The truth is that there is a little hook to this tax that the government does not tell you about. The Prime Minister promised that no-one impacted by the floods would pay the levy. I suppose that promise will soon go the way of the ‘there will be no carbon tax under the government I lead’ commitment that Prime Minister Gillard made before the last election—because it is simply not true. Those receiving the disaster income recovery subsidy are not exempt from the tax. Those receiving the Centrelink payment for temporary accommodation—those who could not access their houses or who had lost power—are exempt. But those receiving the business recovery grants, whether they be farmers, small business people or business employees who could not work—those people are not exempt from the tax. The payments they receive are exempt from the tax. But in the next financial year, if those Australians—particularly those in Queensland—earn more than $50,000, they are going to be stung with the flood levy. Yet again, the Labor Party is seeking to turn some Australians against other Australians. There are thousands of Queenslanders who are going to pay this levy who might have lost business stock or who might not have been able to work. Because they did not lose access to their home for 24 hours, they are not exempt from paying the flood levy.
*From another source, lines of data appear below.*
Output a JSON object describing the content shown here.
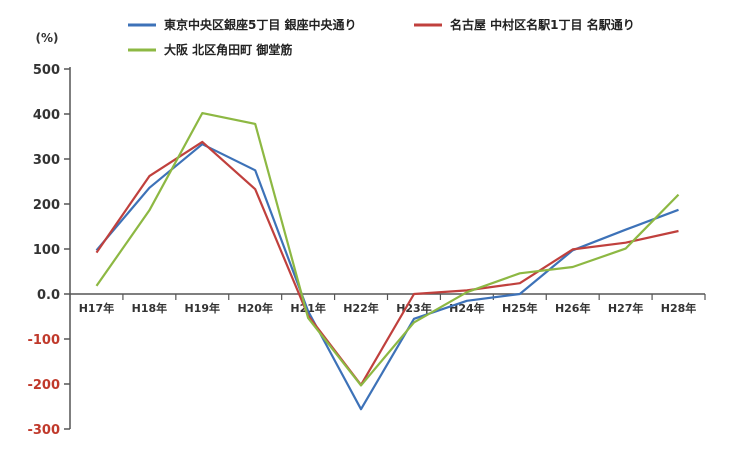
{
  "chart_data": {
    "type": "line",
    "ylabel": "(%)",
    "categories": [
      "H17年",
      "H18年",
      "H19年",
      "H20年",
      "H21年",
      "H22年",
      "H23年",
      "H24年",
      "H25年",
      "H26年",
      "H27年",
      "H28年"
    ],
    "ylim": [
      -300,
      500
    ],
    "yticks": [
      500,
      400,
      300,
      200,
      100,
      0,
      -100,
      -200,
      -300
    ],
    "ytick_labels": [
      "500",
      "400",
      "300",
      "200",
      "100",
      "0.0",
      "-100",
      "-200",
      "-300"
    ],
    "legend_position": "top",
    "grid": false,
    "series": [
      {
        "name": "東京中央区銀座5丁目 銀座中央通り",
        "color": "#3d72b8",
        "values": [
          97,
          236,
          333,
          275,
          -38,
          -256,
          -55,
          -15,
          0,
          97,
          143,
          187
        ]
      },
      {
        "name": "名古屋 中村区名駅1丁目 名駅通り",
        "color": "#c0403d",
        "values": [
          92,
          262,
          338,
          233,
          -48,
          -202,
          0,
          8,
          24,
          99,
          114,
          140
        ]
      },
      {
        "name": "大阪 北区角田町 御堂筋",
        "color": "#8db843",
        "values": [
          18,
          186,
          402,
          378,
          -53,
          -203,
          -63,
          4,
          46,
          60,
          101,
          221
        ]
      }
    ]
  }
}
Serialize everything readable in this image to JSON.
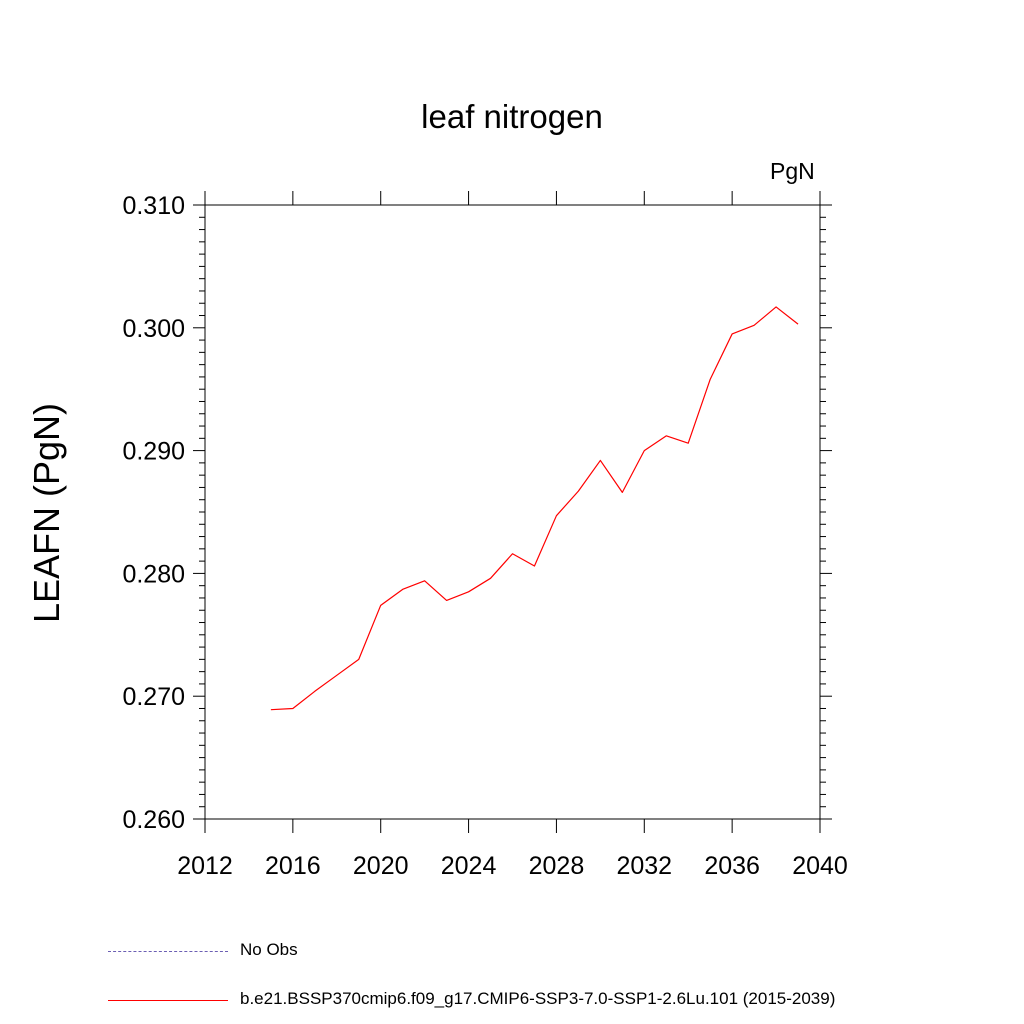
{
  "chart_data": {
    "type": "line",
    "title": "leaf nitrogen",
    "units": "PgN",
    "ylabel": "LEAFN  (PgN)",
    "xlim": [
      2012,
      2040
    ],
    "ylim": [
      0.26,
      0.31
    ],
    "x_ticks": [
      "2012",
      "2016",
      "2020",
      "2024",
      "2028",
      "2032",
      "2036",
      "2040"
    ],
    "y_ticks": [
      "0.260",
      "0.270",
      "0.280",
      "0.290",
      "0.300",
      "0.310"
    ],
    "grid": false,
    "legend_position": "bottom",
    "x": [
      2015,
      2016,
      2017,
      2018,
      2019,
      2020,
      2021,
      2022,
      2023,
      2024,
      2025,
      2026,
      2027,
      2028,
      2029,
      2030,
      2031,
      2032,
      2033,
      2034,
      2035,
      2036,
      2037,
      2038,
      2039
    ],
    "series": [
      {
        "name": "b.e21.BSSP370cmip6.f09_g17.CMIP6-SSP3-7.0-SSP1-2.6Lu.101 (2015-2039)",
        "color": "#ff0000",
        "values": [
          0.2689,
          0.269,
          0.2704,
          0.2717,
          0.273,
          0.2774,
          0.2787,
          0.2794,
          0.2778,
          0.2785,
          0.2796,
          0.2816,
          0.2806,
          0.2847,
          0.2867,
          0.2892,
          0.2866,
          0.29,
          0.2912,
          0.2906,
          0.2958,
          0.2995,
          0.3002,
          0.3017,
          0.3003
        ]
      }
    ],
    "legend": [
      {
        "label": "No Obs",
        "color": "#6b5fb3",
        "style": "dashed"
      },
      {
        "label": "b.e21.BSSP370cmip6.f09_g17.CMIP6-SSP3-7.0-SSP1-2.6Lu.101 (2015-2039)",
        "color": "#ff0000",
        "style": "solid"
      }
    ]
  }
}
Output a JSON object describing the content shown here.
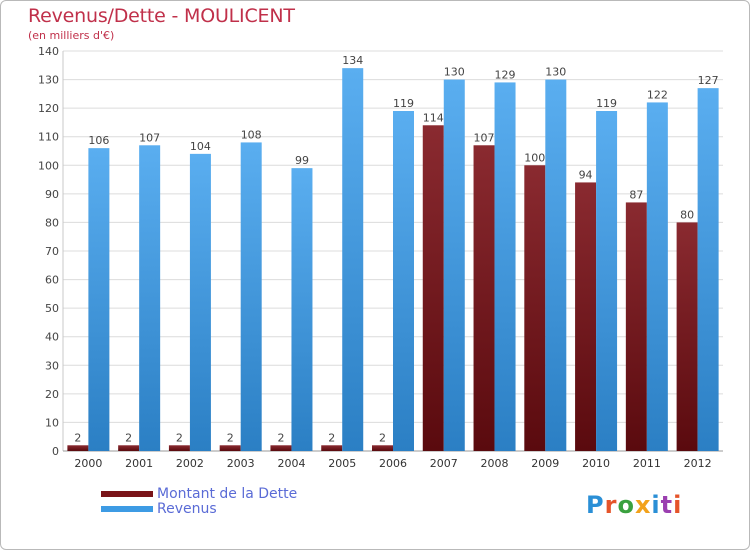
{
  "title": "Revenus/Dette - MOULICENT",
  "subtitle": "(en milliers d'€)",
  "logo_text": "Proxiti",
  "colors": {
    "dette": "#7a1418",
    "revenus": "#3d9be4",
    "title": "#c0304a",
    "legend_text": "#5a6bd6",
    "grid": "#dcdcdc"
  },
  "chart_data": {
    "type": "bar",
    "categories": [
      "2000",
      "2001",
      "2002",
      "2003",
      "2004",
      "2005",
      "2006",
      "2007",
      "2008",
      "2009",
      "2010",
      "2011",
      "2012"
    ],
    "series": [
      {
        "name": "Montant de la Dette",
        "values": [
          2,
          2,
          2,
          2,
          2,
          2,
          2,
          114,
          107,
          100,
          94,
          87,
          80
        ]
      },
      {
        "name": "Revenus",
        "values": [
          106,
          107,
          104,
          108,
          99,
          134,
          119,
          130,
          129,
          130,
          119,
          122,
          127
        ]
      }
    ],
    "ylim": [
      0,
      140
    ],
    "yticks": [
      0,
      10,
      20,
      30,
      40,
      50,
      60,
      70,
      80,
      90,
      100,
      110,
      120,
      130,
      140
    ],
    "grid": true,
    "legend_position": "bottom-left"
  }
}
To thousands of small business people who suffered, perhaps because they or their employees could not get to work due to transport in South-east Queensland not functioning for that short period, and to the farmers who lost crops—and the people I have spoken to are hoping that they are back on their feet come next financial year—this government is going to do what it is doing with every other tax. It is planning to take with one hand and give with the other, because those small businesses, those farmers and those employees are going to be stung with this flood tax if they earn more than $50,000. That, quite frankly, again betrays the doublespeak of the Labor Party on this issue. You promised that no-one impacted by the floods would pay the levy and that is objectively a false statement—many thousands of Australians who were directly impacted by the floods will pay the levy. Only those who had restricted access to their homes or damage to their homes are exempt from this levy. That leaves thousands of community leaders, small business people and farmers to be hit with a tax burden in the year they need it least—when they are recovering from the natural disasters that we saw in Australia earlier this year.

This government’s lack of priorities about the very basic functions of government is betrayed by this tax. Rather than pull out the budget and a red pen—in $350 billion it cannot find $1.8 billion to ensure that it can perform this basic task of government without levying an extra tax—this government hits Australians. It then hits Australians with the class war rhetoric that we had really thought was a remnant of university political science departments, a rhetoric that has no place in modern Australia. As people, many of whom were directly impacted by these floods and many of whom suffered significant financial loss, get these tax bills next year, this government will be held to account for this flawed policy and its complete lack of ability to prioritise its own activities.